I open my eyes and give him a look. “I’m not trying to hurt you.”

“Have you learned anything?”

“You have a strong soul,” I reply. “Do you actively strengthen it, or does that happen naturally by virtue of being in Eternity?”

He raises an eyebrow. “I don’t do anything to my soul. I mentioned before that the distinctions between affinity lessen here, but perhaps not in the way you’re assuming: Only those with domain over Death can directly manipulate souls. If you’re looking for someone to give you more details, I’d suggest seeking out Achemiss since you’re already acquainted.”

“How would I get to Achemiss from Vizier’s Crown?” I had already been considering seeking him out, but not for information about necromancy. I want to know how he contacted Soolemar...and how he contacted me. How I might be able to contact others.

Holiday cocks his head. “He’s far from here. In case it wasn’t obvious, this location is meant to be as inconvenient as possible.”

“How long would it take?” It’s not like I have a shortage of time.

“Depends on how well you navigate Eternity, but at least three years from now, I’d reckon. If you get stuck in zones like Vizier’s Crown with scarce points through which to exit, the journey might take longer. In a place like this I might travel for days without finding a weak point in the veil I can exploit.”

I narrow my eyes. Three years...I can’t imagine how far a place must be for it to take years of traveling to reach, let alone years of travel by an ascendant. To be fair, this place is called Eternity: Any previous scales of distance I’m used to are irrelevant. “How long would it take for you to reach Achemiss?”

Holiday shrugs. “It could take three years.
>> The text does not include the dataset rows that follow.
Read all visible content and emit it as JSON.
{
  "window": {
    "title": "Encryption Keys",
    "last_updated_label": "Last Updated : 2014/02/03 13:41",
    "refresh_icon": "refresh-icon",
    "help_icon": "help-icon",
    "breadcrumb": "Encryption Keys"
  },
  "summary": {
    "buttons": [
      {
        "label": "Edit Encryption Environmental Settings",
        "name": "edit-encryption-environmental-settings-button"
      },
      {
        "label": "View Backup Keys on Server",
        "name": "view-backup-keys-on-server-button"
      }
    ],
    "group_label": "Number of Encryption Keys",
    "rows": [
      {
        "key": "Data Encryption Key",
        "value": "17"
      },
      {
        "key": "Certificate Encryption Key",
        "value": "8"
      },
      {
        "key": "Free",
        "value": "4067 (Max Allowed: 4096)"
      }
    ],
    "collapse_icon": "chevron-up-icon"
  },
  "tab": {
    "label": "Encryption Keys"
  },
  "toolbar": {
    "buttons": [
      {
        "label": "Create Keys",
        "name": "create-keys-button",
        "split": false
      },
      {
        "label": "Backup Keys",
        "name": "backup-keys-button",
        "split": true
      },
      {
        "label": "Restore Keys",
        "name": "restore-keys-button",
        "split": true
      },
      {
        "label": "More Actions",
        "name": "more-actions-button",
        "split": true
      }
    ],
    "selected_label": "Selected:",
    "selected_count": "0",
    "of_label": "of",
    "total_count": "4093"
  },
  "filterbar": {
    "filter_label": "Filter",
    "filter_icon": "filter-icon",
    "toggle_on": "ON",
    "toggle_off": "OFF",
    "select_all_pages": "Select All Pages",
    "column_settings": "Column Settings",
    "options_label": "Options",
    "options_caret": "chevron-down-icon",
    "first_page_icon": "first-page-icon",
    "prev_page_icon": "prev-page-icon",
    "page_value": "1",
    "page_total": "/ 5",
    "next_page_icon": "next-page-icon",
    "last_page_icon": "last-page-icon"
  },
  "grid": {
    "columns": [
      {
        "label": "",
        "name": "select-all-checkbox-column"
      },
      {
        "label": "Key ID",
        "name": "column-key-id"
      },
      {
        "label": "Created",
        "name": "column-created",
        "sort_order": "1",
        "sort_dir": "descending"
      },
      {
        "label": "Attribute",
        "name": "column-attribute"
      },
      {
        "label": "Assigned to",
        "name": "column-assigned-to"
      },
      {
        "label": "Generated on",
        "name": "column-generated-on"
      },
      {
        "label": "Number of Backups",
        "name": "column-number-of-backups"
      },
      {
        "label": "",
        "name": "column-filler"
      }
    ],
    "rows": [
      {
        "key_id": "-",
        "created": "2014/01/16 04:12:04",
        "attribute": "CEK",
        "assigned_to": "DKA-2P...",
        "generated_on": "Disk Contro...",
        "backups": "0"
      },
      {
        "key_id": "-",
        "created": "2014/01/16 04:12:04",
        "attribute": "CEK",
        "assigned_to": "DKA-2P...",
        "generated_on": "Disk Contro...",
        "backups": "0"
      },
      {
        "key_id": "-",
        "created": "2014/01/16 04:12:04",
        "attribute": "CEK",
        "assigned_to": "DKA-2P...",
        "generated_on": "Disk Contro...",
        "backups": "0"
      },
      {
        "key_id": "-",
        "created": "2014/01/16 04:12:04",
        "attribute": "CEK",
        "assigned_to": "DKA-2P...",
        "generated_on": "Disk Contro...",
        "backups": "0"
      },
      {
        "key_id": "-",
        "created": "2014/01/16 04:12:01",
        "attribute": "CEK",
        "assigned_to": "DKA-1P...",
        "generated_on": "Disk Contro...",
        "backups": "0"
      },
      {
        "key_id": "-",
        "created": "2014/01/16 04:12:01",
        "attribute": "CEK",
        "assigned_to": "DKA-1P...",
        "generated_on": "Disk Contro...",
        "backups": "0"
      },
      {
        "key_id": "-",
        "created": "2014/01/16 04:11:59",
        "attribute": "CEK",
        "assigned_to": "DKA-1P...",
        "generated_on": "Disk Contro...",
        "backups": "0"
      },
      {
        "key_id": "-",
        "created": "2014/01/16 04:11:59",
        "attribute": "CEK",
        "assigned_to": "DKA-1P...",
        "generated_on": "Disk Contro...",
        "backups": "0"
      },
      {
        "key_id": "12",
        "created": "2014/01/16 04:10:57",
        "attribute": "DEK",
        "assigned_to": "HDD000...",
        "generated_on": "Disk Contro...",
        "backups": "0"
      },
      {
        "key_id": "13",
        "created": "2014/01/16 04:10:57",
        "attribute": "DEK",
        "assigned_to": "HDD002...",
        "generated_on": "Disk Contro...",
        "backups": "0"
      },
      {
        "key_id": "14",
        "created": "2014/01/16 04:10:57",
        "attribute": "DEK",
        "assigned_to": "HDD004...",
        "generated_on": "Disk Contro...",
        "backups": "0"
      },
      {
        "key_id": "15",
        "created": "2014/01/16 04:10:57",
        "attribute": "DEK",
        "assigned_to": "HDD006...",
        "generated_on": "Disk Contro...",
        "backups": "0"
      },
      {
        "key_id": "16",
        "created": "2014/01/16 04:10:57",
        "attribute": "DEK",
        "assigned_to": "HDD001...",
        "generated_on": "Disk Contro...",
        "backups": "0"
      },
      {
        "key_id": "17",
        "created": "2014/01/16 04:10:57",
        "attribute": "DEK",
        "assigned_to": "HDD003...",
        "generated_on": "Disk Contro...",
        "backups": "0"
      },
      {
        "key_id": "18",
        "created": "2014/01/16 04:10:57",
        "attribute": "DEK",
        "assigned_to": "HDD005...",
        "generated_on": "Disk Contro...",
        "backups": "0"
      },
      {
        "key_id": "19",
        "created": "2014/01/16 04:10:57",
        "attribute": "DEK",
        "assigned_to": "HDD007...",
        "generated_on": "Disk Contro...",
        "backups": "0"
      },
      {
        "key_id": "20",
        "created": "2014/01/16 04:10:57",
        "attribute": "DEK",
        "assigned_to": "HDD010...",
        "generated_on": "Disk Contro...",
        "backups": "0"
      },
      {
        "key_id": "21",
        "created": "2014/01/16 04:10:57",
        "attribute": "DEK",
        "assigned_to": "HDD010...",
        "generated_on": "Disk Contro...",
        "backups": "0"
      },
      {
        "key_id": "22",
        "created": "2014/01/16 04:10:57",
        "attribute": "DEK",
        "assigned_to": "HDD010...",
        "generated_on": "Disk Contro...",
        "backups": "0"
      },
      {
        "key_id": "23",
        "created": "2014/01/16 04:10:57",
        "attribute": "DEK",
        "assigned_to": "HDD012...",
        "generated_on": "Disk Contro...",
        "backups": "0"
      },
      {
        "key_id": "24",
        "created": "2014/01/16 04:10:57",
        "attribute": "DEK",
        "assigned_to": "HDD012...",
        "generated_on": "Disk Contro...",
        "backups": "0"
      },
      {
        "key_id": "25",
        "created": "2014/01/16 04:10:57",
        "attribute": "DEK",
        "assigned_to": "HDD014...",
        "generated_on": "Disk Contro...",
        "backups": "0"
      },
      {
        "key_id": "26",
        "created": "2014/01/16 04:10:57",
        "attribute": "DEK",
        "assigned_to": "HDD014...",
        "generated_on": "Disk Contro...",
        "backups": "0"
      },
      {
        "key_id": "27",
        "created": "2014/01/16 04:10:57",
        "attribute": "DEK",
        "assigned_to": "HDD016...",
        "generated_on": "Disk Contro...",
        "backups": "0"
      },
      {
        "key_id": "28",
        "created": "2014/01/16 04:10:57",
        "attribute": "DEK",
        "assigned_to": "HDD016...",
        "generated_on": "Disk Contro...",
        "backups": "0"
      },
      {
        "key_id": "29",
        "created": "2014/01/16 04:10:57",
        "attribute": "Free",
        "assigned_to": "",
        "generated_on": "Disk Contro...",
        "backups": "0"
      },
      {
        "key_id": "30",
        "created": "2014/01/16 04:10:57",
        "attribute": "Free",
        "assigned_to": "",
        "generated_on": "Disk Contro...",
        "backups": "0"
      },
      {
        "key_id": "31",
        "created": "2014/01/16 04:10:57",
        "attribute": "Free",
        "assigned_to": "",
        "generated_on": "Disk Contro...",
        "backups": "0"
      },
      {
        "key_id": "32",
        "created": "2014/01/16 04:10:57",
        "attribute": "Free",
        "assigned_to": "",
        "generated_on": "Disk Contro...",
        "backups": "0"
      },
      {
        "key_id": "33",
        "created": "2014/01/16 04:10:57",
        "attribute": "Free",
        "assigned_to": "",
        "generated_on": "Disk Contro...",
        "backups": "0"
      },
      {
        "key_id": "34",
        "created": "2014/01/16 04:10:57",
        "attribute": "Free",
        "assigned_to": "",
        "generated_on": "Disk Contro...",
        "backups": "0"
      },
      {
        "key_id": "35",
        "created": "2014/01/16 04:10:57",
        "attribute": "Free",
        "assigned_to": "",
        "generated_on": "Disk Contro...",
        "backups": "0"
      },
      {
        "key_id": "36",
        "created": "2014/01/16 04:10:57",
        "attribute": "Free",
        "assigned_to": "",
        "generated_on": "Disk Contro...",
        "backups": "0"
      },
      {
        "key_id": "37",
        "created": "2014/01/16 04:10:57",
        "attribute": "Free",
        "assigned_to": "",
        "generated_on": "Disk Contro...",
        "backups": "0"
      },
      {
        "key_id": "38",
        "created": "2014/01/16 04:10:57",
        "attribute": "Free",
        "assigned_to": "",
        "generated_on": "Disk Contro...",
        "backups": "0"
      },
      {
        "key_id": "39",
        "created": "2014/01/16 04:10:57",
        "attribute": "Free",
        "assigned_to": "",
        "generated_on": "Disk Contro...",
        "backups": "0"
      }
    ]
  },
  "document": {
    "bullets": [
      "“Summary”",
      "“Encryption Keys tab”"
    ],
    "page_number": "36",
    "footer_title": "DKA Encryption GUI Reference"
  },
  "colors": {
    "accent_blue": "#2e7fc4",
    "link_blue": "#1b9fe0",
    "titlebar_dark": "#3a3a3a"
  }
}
Could take longer if I’m unlucky tearing through reality, could take significantly shorter if luck is on my side. Part of the point of Eternity is to be continuously unpredictable, else us Beginning types would make nice maps for everything and grow bored in a couple hundred years. Now, are you going to keep experimenting, or have you already mastered slashing a hole in reality?”

I frown but keep my mouth shut. After another half minute of probing, I manage to wiggle an ethereal energy tendril into his chest cavity. There, I realize something I didn’t expect: I can’t actually touch Holiday’s soul. It’s almost as though I’m trying to touch the holographic projection of a physical object.

I frown. What kind of place is Eternity if neither body nor soul are real? I hadn’t thought about the implications of Eternity being a land of immortality before now. ‘Real’ is perhaps the wrong word to use–Ari was real. The power she no-doubt gained in Eternity was real.

Unsurprisingly, there’s a lot I still need to learn.